If principles are going to be used, they have to be easy to remember

posted in: Management, People Development | 0

The objects we call books aren’t the real books, observed contemporary American essayist Rebecca Solnit. They’re the potential for one; the real book “exists fully only in the act of being read,” she writes. So too with leadership principles: They only really exist if employees are thinking about them, saying them to themselves, bringing them up in conversation with colleagues. The principles have to get stuck inside their heads like a pop song.

Drawing on the neuroscience literature, we realized that the right model would be pithy to the point of ready recall. (Simply put, the harder it is to remember something, the less it’ll be remembered.) Working with NLI, the Microsoft senior leadership team came up with six words to maximize memorability — create clarity, generate energy, deliver success — based on what they believed were the most important things that leaders at Microsoft would need to do to lead the company forward.

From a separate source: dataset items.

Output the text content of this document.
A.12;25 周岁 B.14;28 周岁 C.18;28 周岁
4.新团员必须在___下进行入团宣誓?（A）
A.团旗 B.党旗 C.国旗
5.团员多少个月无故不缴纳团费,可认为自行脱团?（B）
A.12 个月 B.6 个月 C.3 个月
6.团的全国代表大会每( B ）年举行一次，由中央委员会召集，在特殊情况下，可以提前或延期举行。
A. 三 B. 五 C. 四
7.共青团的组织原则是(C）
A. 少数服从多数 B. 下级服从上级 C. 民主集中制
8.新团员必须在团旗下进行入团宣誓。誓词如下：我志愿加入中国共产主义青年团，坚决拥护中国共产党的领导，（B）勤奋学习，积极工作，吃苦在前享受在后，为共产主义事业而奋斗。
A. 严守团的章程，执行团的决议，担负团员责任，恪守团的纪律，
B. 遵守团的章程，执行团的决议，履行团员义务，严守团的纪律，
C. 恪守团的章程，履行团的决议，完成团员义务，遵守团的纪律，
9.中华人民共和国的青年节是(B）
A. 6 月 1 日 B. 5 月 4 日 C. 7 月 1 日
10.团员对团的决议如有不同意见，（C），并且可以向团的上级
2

The key is to find the word or phrase that captures the priority you’re trying to invoke. Create clarity sought to focus everyone on creating more-compelling products and solutions with the customer even more in mind. Generate energy was needed to turn the culture to even more innovation. Deliver success served as a reminder of what truly mattered most.

But becoming easy to remember is hard to do

Microsoft had historically tried to arrive at a leadership model the same way most companies do: by way of subtraction. That means taking a framework of half a dozen categories, with five to 10 elements each, then shaving it down from there. This is incredibly difficult, because it feels painful to leave anything out.

There’s an assumption underlying this that makes sense for a tech giant. We often assume that human memory is like a computer — capable of right-clicking on anything important and saving it without incident. But rather than hardware, we have wetware, and the organ inside our skulls can handle only so much information at once.

Instead of editing down, you have to start with boundaries around how much information people can recall easily, then put the most important things into that space. Just as you’d design an app according to the capacity of a device, you need to design language to the capacity of a brain.

Brain scientists call our recall of sounds echoic memory, and it lasts for only a handful of seconds. It turns out that if a statement takes less than three seconds to say to yourself or say out loud, it is significantly easier to recall and use. Any time you craft an idea that you want people to remember easily, if the idea can be said out loud in under three seconds, the chances of usage go up dramatically.